Charlotte Wakefield was a charming Polly Baker, and a likeable presence on stage. Polly is a tomboy and the “only girl in the town”, so spends her days batting away unwanted proposals from every man she comes across. That is, until she meets Bobby Child, who eventually sweeps her off her feet and carries her off into the sunset, via a giant flying moon (yes, really).
I couldn’t warm to Strictly Come Dancing winner, Tom Chambers, as Bobby Child though, and I have seen much better renditions of the part. Although clearly a very talented dancer, Chambers seems to take the character’s surname literally and rather than nailing the slapstick humour, instead just seemed to be overly childish in the part.
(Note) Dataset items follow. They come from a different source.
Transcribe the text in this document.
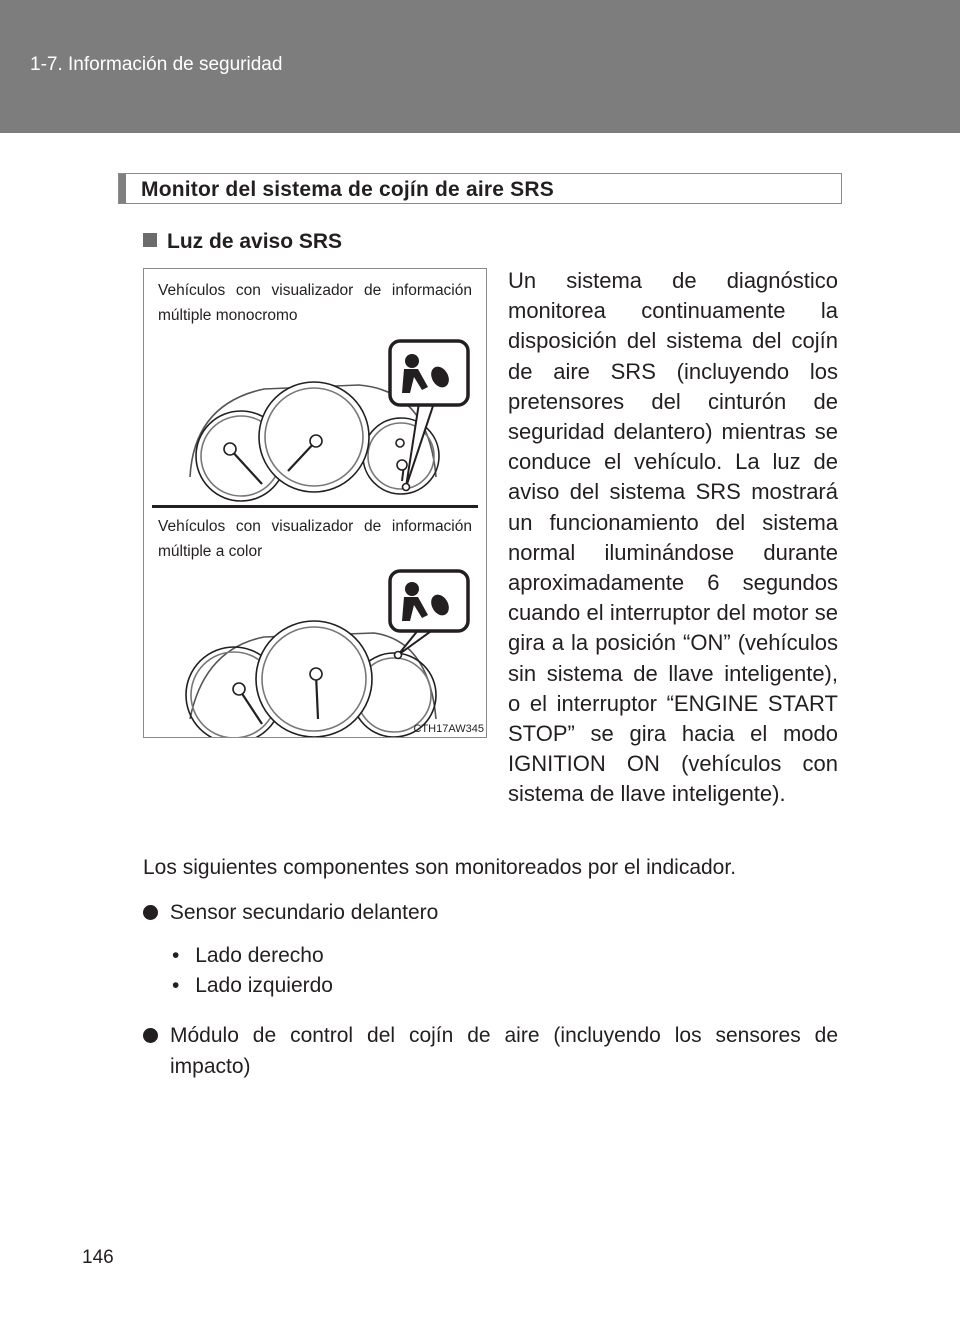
1-7. Información de seguridad
Monitor del sistema de cojín de aire SRS
Luz de aviso SRS
Vehículos con visualizador de información múltiple monocromo
Vehículos con visualizador de información múltiple a color
CTH17AW345
Un sistema de diagnóstico monitorea continuamente la disposición del sistema del cojín de aire SRS (incluyendo los pretensores del cinturón de seguridad delantero) mientras se conduce el vehículo. La luz de aviso del sistema SRS mostrará un funcionamiento del sistema normal iluminándose durante aproximadamente 6 segundos cuando el interruptor del motor se gira a la posición “ON” (vehículos sin sistema de llave inteligente), o el interruptor “ENGINE START STOP” se gira hacia el modo IGNITION ON (vehículos con sistema de llave inteligente).
Los siguientes componentes son monitoreados por el indicador.
Sensor secundario delantero
• Lado derecho
• Lado izquierdo
Módulo de control del cojín de aire (incluyendo los sensores de impacto)
146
Clearly inspired by John Cleese, there are a few funny moments but largely he misses the mark and a lot of key comedy timing moments while he’s at it.
Claire Sweeney’s rendition of Irene did grow on me throughout the performance, although I felt she could have played the cast-aside fiancé slightly less over-the-top to make more of an impact.
One aspect of the production I did enjoy, however, is the staging of the ensemble who double up as an on-stage orchestra (aside from the character who apparently learns to skilfully play the double bass in 30 seconds flat).
This is a cast clearly full of very talented actors, singers and dancers but it was evident that this is the end of a long tour and as a result the show feels tired and incredibly underwhelming from the start.